# Acacia dining room table - how to best stain it and bring out its grain



## heinrich (Jul 27, 2016)

Hello everyone

I have recently made an acacia dining room table (white acacia / black locust), and am unsure how to best make its grain "pop". Out goal is to have the typical vibrant and contrasting light and dark colours seen on many acacia tables.

Can anyone offer some insight?

thank you

Michael


----------



## pintodeluxe (Sep 12, 2010)

I've never finished Acacia, but I thought the variation was naturally occurring. I would make up a sample board with various stains + topcoats to see what it looks like. 
I tend to favor oil based stains with a lacquer topcoat.


----------



## kelvancra (May 4, 2010)

For all the acacia I've played with, the most I'd do is add oil and/or poly. The results have been so pleasing I wish I had more.

My brother gave me his tree and I fell in love with it from the first sanding. Enough so I started looking into getting more.

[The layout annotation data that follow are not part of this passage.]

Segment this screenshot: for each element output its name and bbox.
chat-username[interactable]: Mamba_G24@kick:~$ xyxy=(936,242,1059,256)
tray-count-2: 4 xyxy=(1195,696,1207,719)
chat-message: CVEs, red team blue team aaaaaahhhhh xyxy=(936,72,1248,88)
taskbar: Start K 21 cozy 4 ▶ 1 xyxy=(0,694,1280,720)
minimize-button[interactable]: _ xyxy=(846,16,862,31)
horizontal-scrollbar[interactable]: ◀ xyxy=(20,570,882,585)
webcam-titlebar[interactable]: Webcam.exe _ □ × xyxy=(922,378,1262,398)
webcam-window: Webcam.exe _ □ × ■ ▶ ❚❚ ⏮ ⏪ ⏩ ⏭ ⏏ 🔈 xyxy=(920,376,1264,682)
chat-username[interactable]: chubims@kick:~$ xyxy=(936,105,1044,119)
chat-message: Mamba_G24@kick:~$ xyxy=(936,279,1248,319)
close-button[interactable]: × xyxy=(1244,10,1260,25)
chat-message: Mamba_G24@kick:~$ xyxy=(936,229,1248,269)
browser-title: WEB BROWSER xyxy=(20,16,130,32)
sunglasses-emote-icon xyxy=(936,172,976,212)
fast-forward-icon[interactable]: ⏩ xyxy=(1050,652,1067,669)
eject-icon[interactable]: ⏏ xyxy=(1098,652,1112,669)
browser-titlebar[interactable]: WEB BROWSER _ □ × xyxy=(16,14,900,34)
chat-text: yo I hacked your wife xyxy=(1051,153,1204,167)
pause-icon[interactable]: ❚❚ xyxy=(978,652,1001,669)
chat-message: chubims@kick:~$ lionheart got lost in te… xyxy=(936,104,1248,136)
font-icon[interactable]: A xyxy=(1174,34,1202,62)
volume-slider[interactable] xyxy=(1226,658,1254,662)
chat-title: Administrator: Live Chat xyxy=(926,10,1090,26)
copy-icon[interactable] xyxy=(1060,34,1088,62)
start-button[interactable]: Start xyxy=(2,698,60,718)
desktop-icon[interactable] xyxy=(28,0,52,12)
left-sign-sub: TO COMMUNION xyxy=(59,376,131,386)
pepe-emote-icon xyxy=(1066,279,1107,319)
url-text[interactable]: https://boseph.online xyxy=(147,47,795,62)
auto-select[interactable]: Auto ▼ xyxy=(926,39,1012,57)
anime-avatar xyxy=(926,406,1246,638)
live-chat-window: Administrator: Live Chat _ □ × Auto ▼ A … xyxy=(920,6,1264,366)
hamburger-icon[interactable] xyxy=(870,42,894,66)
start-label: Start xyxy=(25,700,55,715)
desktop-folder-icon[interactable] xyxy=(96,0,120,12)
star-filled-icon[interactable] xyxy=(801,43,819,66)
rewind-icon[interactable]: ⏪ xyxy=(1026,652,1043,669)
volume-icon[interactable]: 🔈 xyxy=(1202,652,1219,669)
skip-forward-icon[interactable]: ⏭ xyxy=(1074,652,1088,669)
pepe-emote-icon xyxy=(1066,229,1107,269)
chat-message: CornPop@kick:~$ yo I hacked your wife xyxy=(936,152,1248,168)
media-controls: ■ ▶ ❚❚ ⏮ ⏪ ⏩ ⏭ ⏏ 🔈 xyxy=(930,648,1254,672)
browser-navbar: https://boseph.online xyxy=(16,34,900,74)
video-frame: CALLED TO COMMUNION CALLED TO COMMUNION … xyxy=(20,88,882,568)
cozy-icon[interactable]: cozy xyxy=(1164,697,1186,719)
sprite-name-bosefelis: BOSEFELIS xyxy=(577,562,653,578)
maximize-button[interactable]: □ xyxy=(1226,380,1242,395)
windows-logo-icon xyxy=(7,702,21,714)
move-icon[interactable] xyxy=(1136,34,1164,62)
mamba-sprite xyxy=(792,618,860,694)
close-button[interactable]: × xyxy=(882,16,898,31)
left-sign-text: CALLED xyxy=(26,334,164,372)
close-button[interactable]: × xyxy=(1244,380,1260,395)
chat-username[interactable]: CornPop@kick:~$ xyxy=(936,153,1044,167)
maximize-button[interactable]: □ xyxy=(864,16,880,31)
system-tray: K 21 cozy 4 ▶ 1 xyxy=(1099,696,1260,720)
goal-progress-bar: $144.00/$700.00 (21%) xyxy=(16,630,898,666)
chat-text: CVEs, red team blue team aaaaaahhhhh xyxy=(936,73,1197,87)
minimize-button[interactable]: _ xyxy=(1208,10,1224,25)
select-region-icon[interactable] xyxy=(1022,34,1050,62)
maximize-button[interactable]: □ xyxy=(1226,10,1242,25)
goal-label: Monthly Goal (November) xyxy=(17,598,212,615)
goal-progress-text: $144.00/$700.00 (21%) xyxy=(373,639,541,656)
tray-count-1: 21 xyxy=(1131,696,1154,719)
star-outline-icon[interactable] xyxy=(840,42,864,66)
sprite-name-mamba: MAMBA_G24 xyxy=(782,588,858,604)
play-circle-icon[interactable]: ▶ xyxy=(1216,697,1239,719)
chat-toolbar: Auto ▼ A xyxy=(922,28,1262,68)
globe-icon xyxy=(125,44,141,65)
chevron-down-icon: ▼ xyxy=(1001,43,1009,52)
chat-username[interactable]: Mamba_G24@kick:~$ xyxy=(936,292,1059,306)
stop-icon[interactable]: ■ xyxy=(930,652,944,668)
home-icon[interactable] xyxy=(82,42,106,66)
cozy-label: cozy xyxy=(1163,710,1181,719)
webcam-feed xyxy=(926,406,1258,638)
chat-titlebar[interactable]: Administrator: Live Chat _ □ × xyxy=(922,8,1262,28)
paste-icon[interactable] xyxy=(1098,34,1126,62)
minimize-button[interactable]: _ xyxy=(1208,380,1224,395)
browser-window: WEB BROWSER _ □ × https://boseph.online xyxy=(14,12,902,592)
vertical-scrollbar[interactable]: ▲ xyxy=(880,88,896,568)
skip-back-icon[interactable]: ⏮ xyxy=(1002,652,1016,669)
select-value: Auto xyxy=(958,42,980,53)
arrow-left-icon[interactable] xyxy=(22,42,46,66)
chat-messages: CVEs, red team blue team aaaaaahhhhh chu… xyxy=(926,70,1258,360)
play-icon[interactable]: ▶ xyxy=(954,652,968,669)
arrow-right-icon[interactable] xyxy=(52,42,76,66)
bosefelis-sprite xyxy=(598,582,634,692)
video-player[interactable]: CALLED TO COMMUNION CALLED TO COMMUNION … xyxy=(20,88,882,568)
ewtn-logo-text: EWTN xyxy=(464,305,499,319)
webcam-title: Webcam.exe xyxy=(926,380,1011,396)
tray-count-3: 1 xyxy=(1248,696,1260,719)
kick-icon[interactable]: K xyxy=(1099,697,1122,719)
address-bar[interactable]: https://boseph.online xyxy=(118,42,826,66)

I was surprised to learn research takes you to olive wood.

You might turn it over and flood the back with BLO, then a coat of poly to see what you think. If it isn't enough, then you can turn to your test pieces.


----------



## OSU55 (Dec 14, 2012)

I use dyes rather than stains. You probably don't want a lot of color. You don't mention how you plan to finish it, but here's some info on using oil based poly, any color/intensity you want. The same can be done with Transtint dyes using a clear stain base (I use Target WR4000). Any WB finish can be diluted ~3 or 4 parts water to 1 part finish for a stain base, but the oil emulsion in the WR4000 really brings out the grain much better. Dyes give color without obscuring the grain like pigment stain, which would be a shame with such beautiful grain.


----------